Time measurement in unison of the atoms
“Quantum sensors can also detect raw material deposits, oil fields or underground water reserves at great depths based on their gravitational properties,” says Tommaso Calarco, explaining another area of application for the technology.
Quantum clocks are also among the quantum sensors. They measure time-based on the vibration of atoms and provide ultra-precise time references and geographic longitude standards in the aerospace industry. They can also be used to synchronize critical infrastructures such as line and communication networks or financial transactions over long distances.
In medicine, radiologists are already using quantum sensors in special magnetic resonance tomographs. However, such devices have to cool down for two hours after each use and cost up to 1.6 million euros.
No one has yet calculated how much manufacturers could earn with quantum sensors. In 2023, the technology and market research company Intrado estimates that the market for all quantum technologies – i.e. not only sensors but also quantum computers, cryptography and communication – will be a good 13 billion US dollars.
German companies in pole position
German and European companies will account for a large part of this turnover. In 2018, every second participant in the “Zeiss Symposium – Optics in the Quantum World” expected Europe to be a leader in the implementation and use of quantum technologies in 2030. Four out of ten respondents see Asia ahead, only 14 per cent the USA. That was the result of a survey during the congress.

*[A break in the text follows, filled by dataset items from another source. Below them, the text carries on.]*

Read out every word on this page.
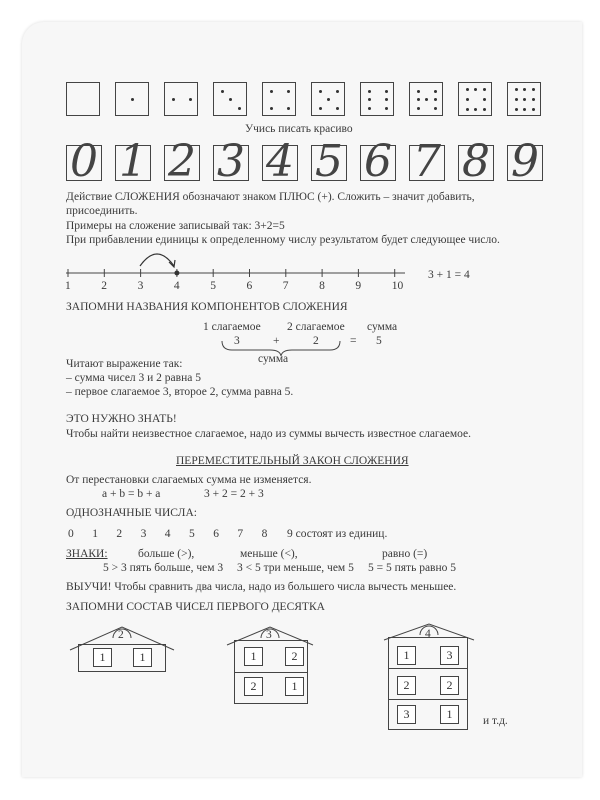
Учись писать красиво
0 1 2 3 4 5 6 7 8 9
Действие СЛОЖЕНИЯ обозначают знаком ПЛЮС (+). Сложить – значит добавить,
присоединить.
Примеры на сложение записывай так: 3+2=5
При прибавлении единицы к определенному числу результатом будет следующее число.
1	2	3	4	5	6	7	8	9	10
3 + 1 = 4
ЗАПОМНИ НАЗВАНИЯ КОМПОНЕНТОВ СЛОЖЕНИЯ
1 слагаемое 2 слагаемое сумма
3	+	2	= 5
сумма
Читают выражение так:
– сумма чисел 3 и 2 равна 5
– первое слагаемое 3, второе 2, сумма равна 5.
ЭТО НУЖНО ЗНАТЬ!
Чтобы найти неизвестное слагаемое, надо из суммы вычесть известное слагаемое.
ПЕРЕМЕСТИТЕЛЬНЫЙ ЗАКОН СЛОЖЕНИЯ
От перестановки слагаемых сумма не изменяется.
a + b = b + a	3 + 2 = 2 + 3
ОДНОЗНАЧНЫЕ ЧИСЛА:
0 1 2 3 4 5 6 7 8 9 состоят из единиц.
ЗНАКИ:	больше (>),	меньше (<),	равно (=)
5 > 3 пять больше, чем 3 3 < 5 три меньше, чем 5 5 = 5 пять равно 5
ВЫУЧИ! Чтобы сравнить два числа, надо из большего числа вычесть меньшее.
ЗАПОМНИ СОСТАВ ЧИСЕЛ ПЕРВОГО ДЕСЯТКА
2
1	1
3
1	2
2	1
4
1	3
2	2
3	1	и т.д.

The confidence is no accident. For example, Bosch is currently working with the University of Mainz to develop gyroscopes for autonomous driving that use quantum laws. Quantum technologies are also at the top of the research agenda at Siemens, Airbus, the laser technology specialist Trumpf and the supplier to the semiconductor industry Zeiss
The EU Commission wants to take Europe to the top in quantum technology
The European Commission recently also emphasized the opportunities offered by the technologies in a communiqué to the Council and Parliament of the Community. As part of the European Quantum Technologies Flagship Project, the EU has been funding more than 5,000 scientists and 140 research projects since 2018. It will spend a total of one billion euros over a period of ten years.
In quantum sensing, this money will bear fruit sooner than in quantum computing. The supercomputers will probably only change the world in ten to fifteen years. Quantum computers will probably only change the world in ten to fifteen years. “We will already see substantial progress in quantum sensor technology within the next EU funding period up to 2027,” Tommaso Calarco from FZ Jülich is convinced. “The first prototypes of quantum sensors for autonomous driving could already be available by the end of this period,” the physicist expects.
The range of applications for the technology could also expand considerably by then. “Since we can measure more precisely with quantum sensors than ever before, I don’t rule out the possibility that we don’t even know many things that we could investigate with the technology,” adds Tommaso. If so, quantum sensors would indeed answer questions before we even ask them.